Tuesday, 16 September 2014

JEWEL CAKE



JEWEL CAKE

To make this cake, here’s what you’ll need:

4 packages of jell-o (Jelly) in different colors
1 can of sweetened condensed milk

2 envelopes of
unflavored gelatin


To make the whipped frosting, here’s what you’ll need:

1 cup heavy cream
1/2 teaspoon unflavored gelatin
4 tablespoons powdered sugar (versiersuiker)
1/2 teaspoon vanilla

With each package of jell-o (jelly), mix with 1 cup of hot water, stir until it
dissolves, and put it in the fridge.

You’ll need 4 separate containers for the 4 different colors.
Let this chill until it turns to gelatin.

To make your white filling, add both of your gelatin packets
to 2 cups of hot water and stir until it dissolves.

Stir in your can of sweetened condensed milk, and then let this sit and
come to room temperature.

While you’re waiting, prepare your jell-o “jewels”

Now take all of your jell-o, cut it into squares, and pour the squares into
your pan.

I used a springform pan, but you could use any jell-o mold you wanted or just a
glass dish.

Once you have all of your jewels in place, pour the white filling over them.

Place your dish in the fridge, and allow this to set up.

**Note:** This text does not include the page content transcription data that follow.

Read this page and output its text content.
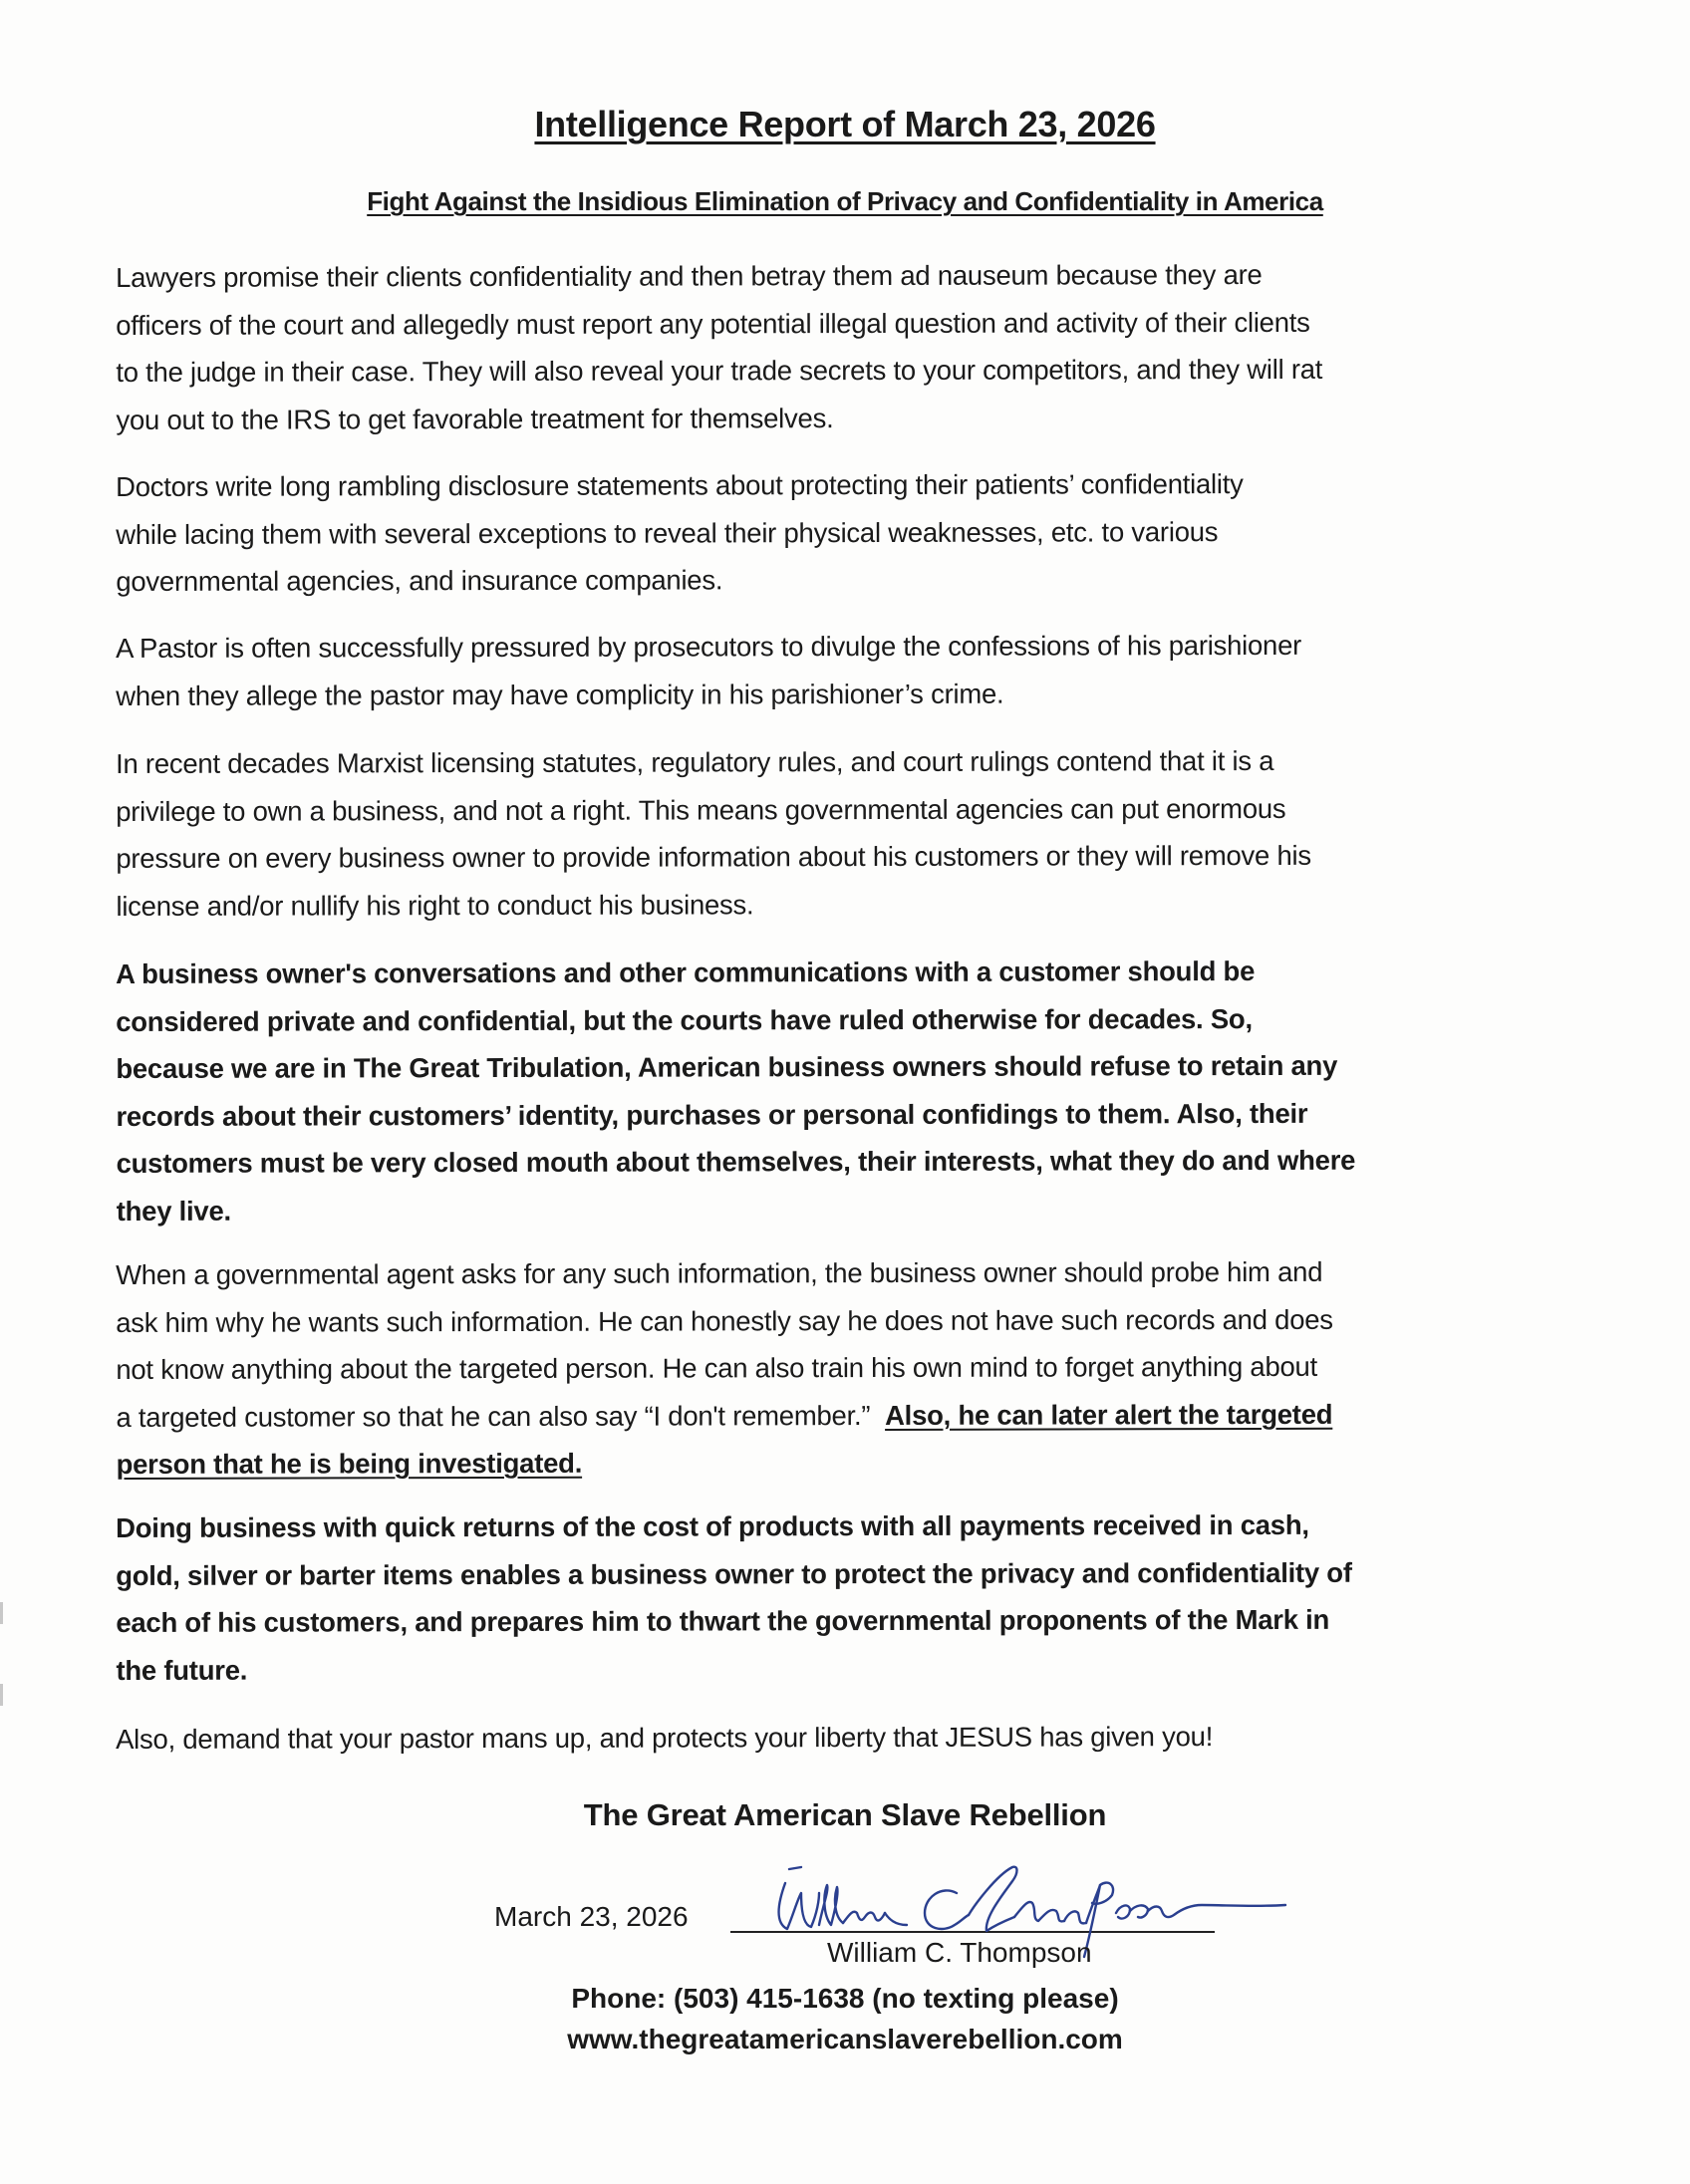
Intelligence Report of March 23, 2026
Fight Against the Insidious Elimination of Privacy and Confidentiality in America

Lawyers promise their clients confidentiality and then betray them ad nauseum because they are
officers of the court and allegedly must report any potential illegal question and activity of their clients
to the judge in their case. They will also reveal your trade secrets to your competitors, and they will rat
you out to the IRS to get favorable treatment for themselves.

Doctors write long rambling disclosure statements about protecting their patients’ confidentiality
while lacing them with several exceptions to reveal their physical weaknesses, etc. to various
governmental agencies, and insurance companies.

A Pastor is often successfully pressured by prosecutors to divulge the confessions of his parishioner
when they allege the pastor may have complicity in his parishioner’s crime.

In recent decades Marxist licensing statutes, regulatory rules, and court rulings contend that it is a
privilege to own a business, and not a right. This means governmental agencies can put enormous
pressure on every business owner to provide information about his customers or they will remove his
license and/or nullify his right to conduct his business.

A business owner's conversations and other communications with a customer should be
considered private and confidential, but the courts have ruled otherwise for decades. So,
because we are in The Great Tribulation, American business owners should refuse to retain any
records about their customers’ identity, purchases or personal confidings to them. Also, their
customers must be very closed mouth about themselves, their interests, what they do and where
they live.

When a governmental agent asks for any such information, the business owner should probe him and
ask him why he wants such information. He can honestly say he does not have such records and does
not know anything about the targeted person. He can also train his own mind to forget anything about
a targeted customer so that he can also say “I don't remember.”  Also, he can later alert the targeted
person that he is being investigated.

Doing business with quick returns of the cost of products with all payments received in cash,
gold, silver or barter items enables a business owner to protect the privacy and confidentiality of
each of his customers, and prepares him to thwart the governmental proponents of the Mark in
the future.

Also, demand that your pastor mans up, and protects your liberty that JESUS has given you!

The Great American Slave Rebellion
March 23, 2026
William C. Thompson
Phone: (503) 415-1638 (no texting please)
www.thegreatamericanslaverebellion.com
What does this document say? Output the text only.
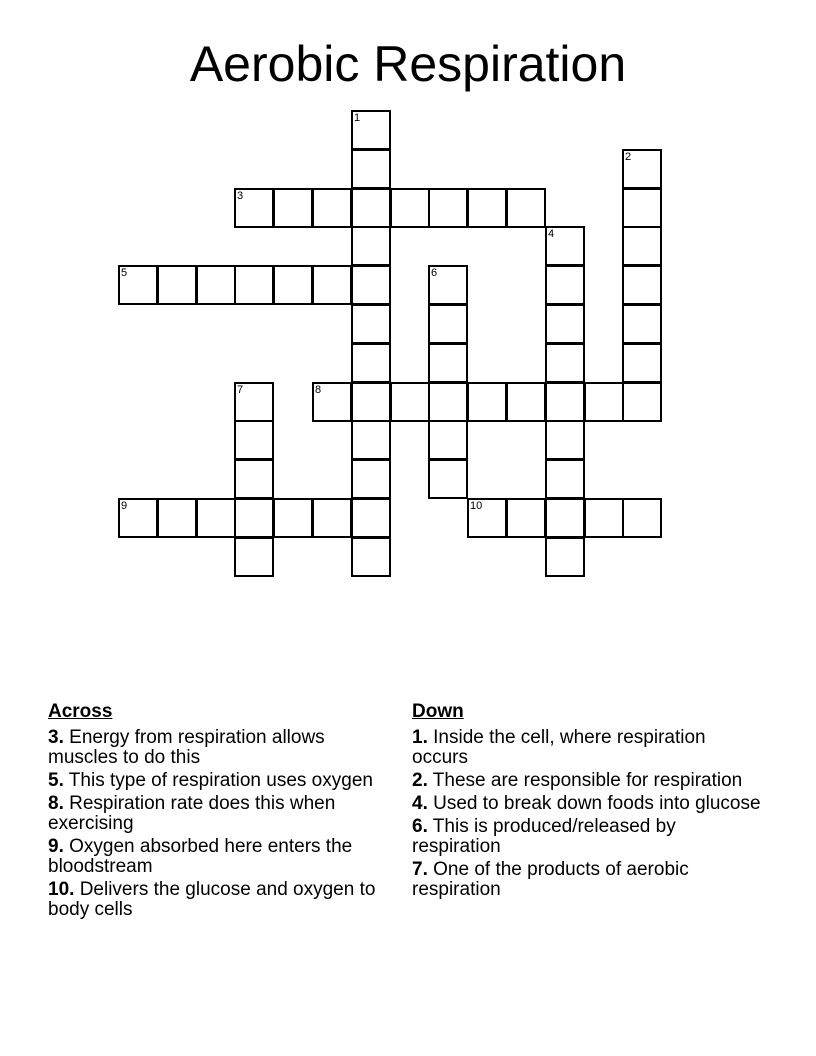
Aerobic Respiration
1
2
3
4
5	6
7	8
9	10
Across
3. Energy from respiration allows muscles to do this
5. This type of respiration uses oxygen
8. Respiration rate does this when exercising
9. Oxygen absorbed here enters the bloodstream
10. Delivers the glucose and oxygen to body cells
Down
1. Inside the cell, where respiration occurs
2. These are responsible for respiration
4. Used to break down foods into glucose
6. This is produced/released by respiration
7. One of the products of aerobic respiration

It will take
at least 3 hours.

When it’s ready, loosen the edges by running a butter knife around, and place
it on your serving dish.

Now it’s time to make your whipped topping
You could just use Orley whip (1 Box Orley whip mixed with 1/2t Vanilla
& 1T Castor Sugar)

Or if you want your whipped frosting to be a little more stable to hold up longer.:

Put 1/2 tsp of gelatin in a coffee mug with 1 tablespoon of cold water
and let it soften for several minutes.

Heat up 2 cups of hot water in a small sauce pan, and then hold the
bottom of the mug in the hot water to dissolve the gelatin.

Once dissolved, allow to cool to room temperature.

While it’s cooling, whip your heavy cream into whipped cream.

Add the gelatin mixture at the same time as your powdered sugar, and
vanilla.
Frost your cake immediately, and then chil.